Meskipun Uni Eropa telah membuka kembali perbatasan internasionalnya, namun untuk sementara, kawasan Uni Eropa masih selektif dalam menerima turis asing. Sampai saat ini, mereka hanya terbuka untuk turis dari beberapa negara yang dinilai merupakan zona hijau. Selain itu, mereka juga masih mewajibkan pelancong melakukan tes Covid-19 dan karantina mandiri.

Sayangnya, Indonesia masih belum termasuk dalam zona hijau oleh banyak negara Eropa. Meskipun begitu, empat negara di Eropa masih mengizinkan turis WNI untuk datang tanpa aturan karantina dan tes Covid-19.

Montenegro
Pada 1 Juni 2020, Montenegro telah kembali menerima kedatangan turis internasional dari 130 negara. Montenegro merupakan salah satu pilihan tepat untuk menghabiskan liburan musim panas. Berikut daftar negara yang diizinkan masuk tanpa karantina ataupun tes Covid-19: Semua negara Eropa, Aljazair, Andorra, Australia, Bahama, Barbados, Brunei, Belarus, Fiji, Filipina, Georgia, Indonesia, Islandia, Jamaika, Jepang, Kamboja, Korea Selatan, Tiongkok, Thailand, Trinidad dan Tobago, Venezuela, Vietnam, Yordania, hingga Zambia. Montenegro juga masih mengizinkan turis dari negara yang tidak ada dalam daftar di atas, namun mereka wajib melakukan tes PCR negatif untuk masuk.

Ukraina akan membagi turis ke dalam dua zona, yakni zona hijau dan zona merah. (Foto: Denys Rodionenko)

Ukraina
Ukraina secara resmi dibuka kembali untuk pariwisata pada 15 Juni 2020. Namun, pemerintah Ukraina akan tetap membagi turis ke dalam dua zona, yakni zona hijau dan zona merah. Negara-negara zona merah memiliki lebih dari 40 kasus aktif per 100.000 populasi. Meskipun tetap diizinkan masuk, namun turis harus menjalani karantina selama 14 hari, atau mengikuti tes PCR di lab resmi. Sementara itu, turis dari negara-negara zona hijau yang didefinisikan memiliki kurang dari 40 kasus aktif per 100.000 populasi tidak perlu dikarantina. Dengan hitungan tersebut, Indonesia masih termasuk dalam negara zona hijau.

Sejak awal Juli 2020, Makedonia Utara kembali sambut wisatawan mancanegara. (Foto: Bojan Joveski)

Makedonia Utara
Republik Makedonia Utara telah secara resmi dibuka kembali untuk pariwisata internasional pada 1 Juli 2020 silam. Turis dari seluruh negara diizinkan untuk memasuki Makedonia Utara tanpa tes Covid-19 dan karantina. Namun, pengecekan suhu tubuh akan tetap dilakukan saat turis tiba di bandara. Bagi pelancong yang mengalami gejala seperti demam atau kesulitan bernapas akan langsung dirujuk ke rumah sakit terdekat.

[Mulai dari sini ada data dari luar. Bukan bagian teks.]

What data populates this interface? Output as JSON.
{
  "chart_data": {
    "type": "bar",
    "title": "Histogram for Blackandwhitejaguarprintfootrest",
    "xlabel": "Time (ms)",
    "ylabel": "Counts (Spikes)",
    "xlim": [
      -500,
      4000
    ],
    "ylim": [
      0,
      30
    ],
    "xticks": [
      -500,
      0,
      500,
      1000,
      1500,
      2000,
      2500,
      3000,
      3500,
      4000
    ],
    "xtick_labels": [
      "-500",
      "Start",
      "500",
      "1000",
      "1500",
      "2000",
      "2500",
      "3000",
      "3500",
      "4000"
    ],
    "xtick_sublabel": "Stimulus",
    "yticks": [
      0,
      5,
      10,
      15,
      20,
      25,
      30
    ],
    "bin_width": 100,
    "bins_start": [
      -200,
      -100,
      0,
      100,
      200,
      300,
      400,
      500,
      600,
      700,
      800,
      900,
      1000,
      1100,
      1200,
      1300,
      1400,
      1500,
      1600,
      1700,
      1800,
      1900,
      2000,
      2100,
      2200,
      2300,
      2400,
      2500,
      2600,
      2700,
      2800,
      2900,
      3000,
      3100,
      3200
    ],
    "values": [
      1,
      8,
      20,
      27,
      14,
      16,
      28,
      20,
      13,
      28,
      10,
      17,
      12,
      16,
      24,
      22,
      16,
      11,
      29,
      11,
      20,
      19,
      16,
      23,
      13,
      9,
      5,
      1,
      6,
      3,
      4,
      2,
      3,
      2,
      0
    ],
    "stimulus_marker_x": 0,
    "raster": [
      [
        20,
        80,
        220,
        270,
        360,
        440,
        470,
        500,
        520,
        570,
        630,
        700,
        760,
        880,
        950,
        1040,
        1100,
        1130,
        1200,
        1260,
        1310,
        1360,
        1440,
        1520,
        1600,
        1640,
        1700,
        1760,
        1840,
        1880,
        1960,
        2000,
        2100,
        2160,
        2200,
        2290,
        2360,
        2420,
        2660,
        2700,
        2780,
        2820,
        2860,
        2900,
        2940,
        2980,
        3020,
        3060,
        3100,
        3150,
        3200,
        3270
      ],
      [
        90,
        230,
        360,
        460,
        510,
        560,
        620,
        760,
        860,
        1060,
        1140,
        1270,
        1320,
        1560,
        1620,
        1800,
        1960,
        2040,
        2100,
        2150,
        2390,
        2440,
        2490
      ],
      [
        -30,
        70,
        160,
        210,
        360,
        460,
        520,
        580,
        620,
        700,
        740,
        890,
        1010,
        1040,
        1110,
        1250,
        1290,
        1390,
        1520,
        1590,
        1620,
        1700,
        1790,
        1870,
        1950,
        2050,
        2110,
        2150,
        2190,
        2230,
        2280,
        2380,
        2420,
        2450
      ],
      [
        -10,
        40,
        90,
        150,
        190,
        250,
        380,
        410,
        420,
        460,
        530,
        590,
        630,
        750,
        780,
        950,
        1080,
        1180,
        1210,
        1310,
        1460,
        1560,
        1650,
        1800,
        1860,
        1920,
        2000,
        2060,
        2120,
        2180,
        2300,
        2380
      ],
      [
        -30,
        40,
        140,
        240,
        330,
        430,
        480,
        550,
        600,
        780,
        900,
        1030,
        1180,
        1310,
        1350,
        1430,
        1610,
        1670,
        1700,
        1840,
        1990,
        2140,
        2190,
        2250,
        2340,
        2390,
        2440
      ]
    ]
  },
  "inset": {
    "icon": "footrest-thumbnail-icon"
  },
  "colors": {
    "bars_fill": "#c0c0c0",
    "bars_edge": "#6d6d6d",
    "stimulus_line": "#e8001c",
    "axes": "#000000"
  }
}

Lorong-lorong toko populer di Valetta, Malta. (Foto: Ferenc Horvath)

Malta
Malta juga telah membuka kembali pariwisatanya sejak 1 Juli 2020, dan mengizinkan turis dari 50 negara masuk tanpa karantina atau tes Covid-19. Negaranya mencakup Andorra, Australia, Austria, Belanda, Belgia, Britania Raya, Bulgaria, Ceko, Denmark, Estonia, Finlandia, Hungaria, Indonesia, Islandia, Irlandia, Italia, Jepang, Jerman, Kanada, Korea Selatan, Kroasia, Latvia, Libanon, Liechtenstein, Lithuania, Luxemburg, Monako, Maroko, Norwegia, Polandia, Prancis, Portugal, Rumania, Rwanda, San Marino, Selandia Baru, Siprus, Slovakia, Slovenia, Spanyol, Swiss, Tiongkok, Thailand, Tunisia, Turki, Uni Emirat Arab, Uruguay, Yordania, Yunani, Vatikan. Situs web Visit Malta mengatakan siapa pun yang datang dari negara selain daftar tersebut, berkewajiban melakukan karantina selama 14 hari.